How are dividends taxed?

As with most assets, cash flows from dividend stocks are taxed differently from jurisdiction to jurisdiction. As a matter of fact, though, virtually everywhere dividends are taxable, but the exact tax rate depends on whether a dividend is considered qualified or nonqualified. 

In the US, qualified dividends are taxed at a rate of 0% to 20%. While nonqualified dividends, those paid by real estate investment trusts (REITs) for example, are taxed at the ordinary income tax rate of 10% to 37% or more.

How to invest in dividend stocks


Step 1: Find dividend paying company

First, a dividend paying company needs to be found that is stable and has good financials. As such a company’s track record and history regarding its dividend payments need to be studied. The better the track record and the more steadily a company’s dividend payments have been, the more likely it is that they will continue into the future.

The company’s financial statements need to be examined in order to evaluate whether the company is in a good position to remain financially solvent. This also means that the company’s debt holdings need to be evaluated. Too much debt can force a company to use some of its profits to pay down the debt, which means that dividends would have to be cut.

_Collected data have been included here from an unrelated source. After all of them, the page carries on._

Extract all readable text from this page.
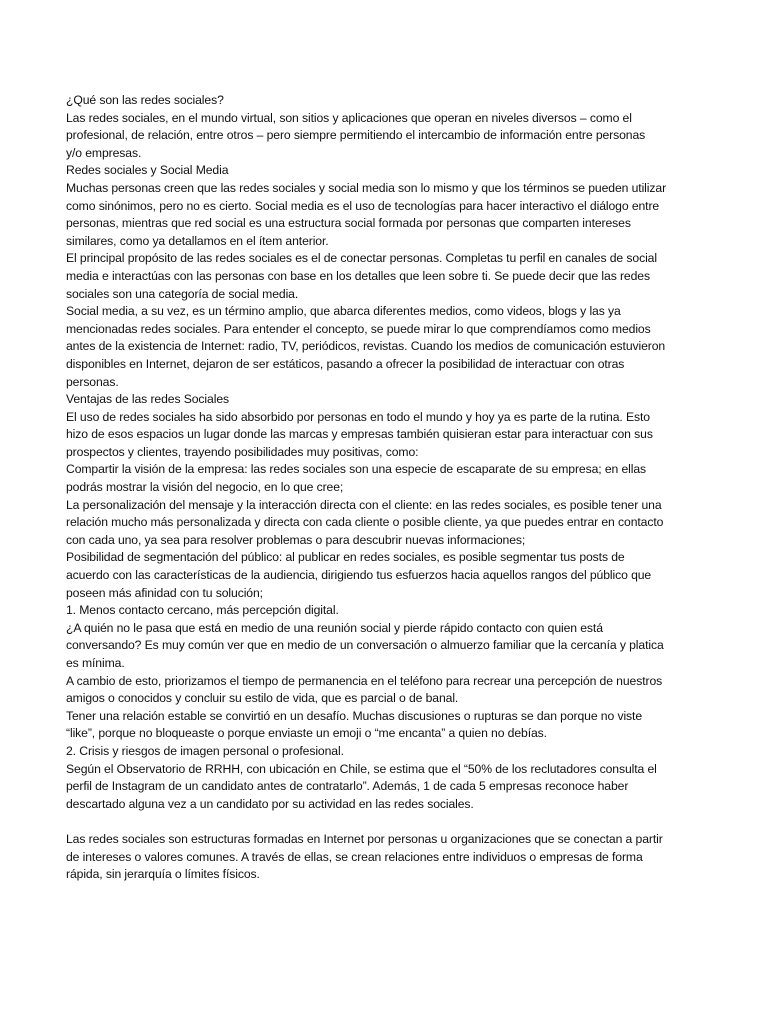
¿Qué son las redes sociales?
Las redes sociales, en el mundo virtual, son sitios y aplicaciones que operan en niveles diversos – como el
profesional, de relación, entre otros – pero siempre permitiendo el intercambio de información entre personas
y/o empresas.
Redes sociales y Social Media
Muchas personas creen que las redes sociales y social media son lo mismo y que los términos se pueden utilizar
como sinónimos, pero no es cierto. Social media es el uso de tecnologías para hacer interactivo el diálogo entre
personas, mientras que red social es una estructura social formada por personas que comparten intereses
similares, como ya detallamos en el ítem anterior.
El principal propósito de las redes sociales es el de conectar personas. Completas tu perfil en canales de social
media e interactúas con las personas con base en los detalles que leen sobre ti. Se puede decir que las redes
sociales son una categoría de social media.
Social media, a su vez, es un término amplio, que abarca diferentes medios, como videos, blogs y las ya
mencionadas redes sociales. Para entender el concepto, se puede mirar lo que comprendíamos como medios
antes de la existencia de Internet: radio, TV, periódicos, revistas. Cuando los medios de comunicación estuvieron
disponibles en Internet, dejaron de ser estáticos, pasando a ofrecer la posibilidad de interactuar con otras
personas.
Ventajas de las redes Sociales
El uso de redes sociales ha sido absorbido por personas en todo el mundo y hoy ya es parte de la rutina. Esto
hizo de esos espacios un lugar donde las marcas y empresas también quisieran estar para interactuar con sus
prospectos y clientes, trayendo posibilidades muy positivas, como:
Compartir la visión de la empresa: las redes sociales son una especie de escaparate de su empresa; en ellas
podrás mostrar la visión del negocio, en lo que cree;
La personalización del mensaje y la interacción directa con el cliente: en las redes sociales, es posible tener una
relación mucho más personalizada y directa con cada cliente o posible cliente, ya que puedes entrar en contacto
con cada uno, ya sea para resolver problemas o para descubrir nuevas informaciones;
Posibilidad de segmentación del público: al publicar en redes sociales, es posible segmentar tus posts de
acuerdo con las características de la audiencia, dirigiendo tus esfuerzos hacia aquellos rangos del público que
poseen más afinidad con tu solución;
1. Menos contacto cercano, más percepción digital.
¿A quién no le pasa que está en medio de una reunión social y pierde rápido contacto con quien está
conversando? Es muy común ver que en medio de un conversación o almuerzo familiar que la cercanía y platica
es mínima.
A cambio de esto, priorizamos el tiempo de permanencia en el teléfono para recrear una percepción de nuestros
amigos o conocidos y concluir su estilo de vida, que es parcial o de banal.
Tener una relación estable se convirtió en un desafío. Muchas discusiones o rupturas se dan porque no viste
“like”, porque no bloqueaste o porque enviaste un emoji o “me encanta” a quien no debías.
2. Crisis y riesgos de imagen personal o profesional.
Según el Observatorio de RRHH, con ubicación en Chile, se estima que el “50% de los reclutadores consulta el
perfil de Instagram de un candidato antes de contratarlo”. Además, 1 de cada 5 empresas reconoce haber
descartado alguna vez a un candidato por su actividad en las redes sociales.
Las redes sociales son estructuras formadas en Internet por personas u organizaciones que se conectan a partir
de intereses o valores comunes. A través de ellas, se crean relaciones entre individuos o empresas de forma
rápida, sin jerarquía o límites físicos.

When it comes to dividend yields it makes sense to not only focus on how high the dividend yield is but also how steady those dividend payouts have been and whether the company has managed to increase its dividends over the years. 

Step 2: Open a brokerage account

Although dividend paying stocks can be acquired from the stock issuing company directly, this only works for certain people and under certain circumstances. The most popular way to invest in dividend stocks is through a broker. To use one of these, you have to open up a brokerage account. 

A broker typically has access to a wide variety of dividend stocks. Most brokers allow you to operate a portfolio under your name. They are compensated through trading fees, commissions, and other means, which is why an investor always has to make sure he understands the fee structure involved with buying dividend stocks. Popular brokers with low or no fees are Fidelity, Robinhood and Schwabb. They have simple user interfaces and provide access to the most common financial instruments such as dividend stocks. 

Step 3: Define your investing strategy

Once a stockbroker has been chosen and an account has been set up, you have to properly define your investing strategy. The following points need to be considered:

  1. Do I want to reinvest stock dividends in order to profit from the power of compound interest? If so, a dividend reinvestment plan has to be chosen.  
  2. How to best diversify? Will I only buy a few defensive dividend stocks? Will I buy other stocks and financial instruments in addition to the dividend stocks? Will I diversify using a dividend stock ETF that also diversifies across different industries?
  3. If dividends are not automatically reinvested, how can I best save the cash earned? Leaving it in my bank account might not make sense in the age of asset price inflation. Will I buy other assets besides stocks?  
  4. Will I neither invest nor save the cash but spend it? In that case, the dividend I earn can be seen as a passive income, a salary of some sort that I can use to pay daily expenses like rent, food or other things.


Dividend stocks combine the best of two worlds. As they are stocks, they can offer an investor a price increase. At the same time though, dividend stocks provide a steady cash flow, making a passive income possible. Today, dividend stocks that have a long track record of stable dividend payouts, while their company has a stable business model going forward, can be seen as a good diversifier vis-a-vis bonds that have almost no yield anymore.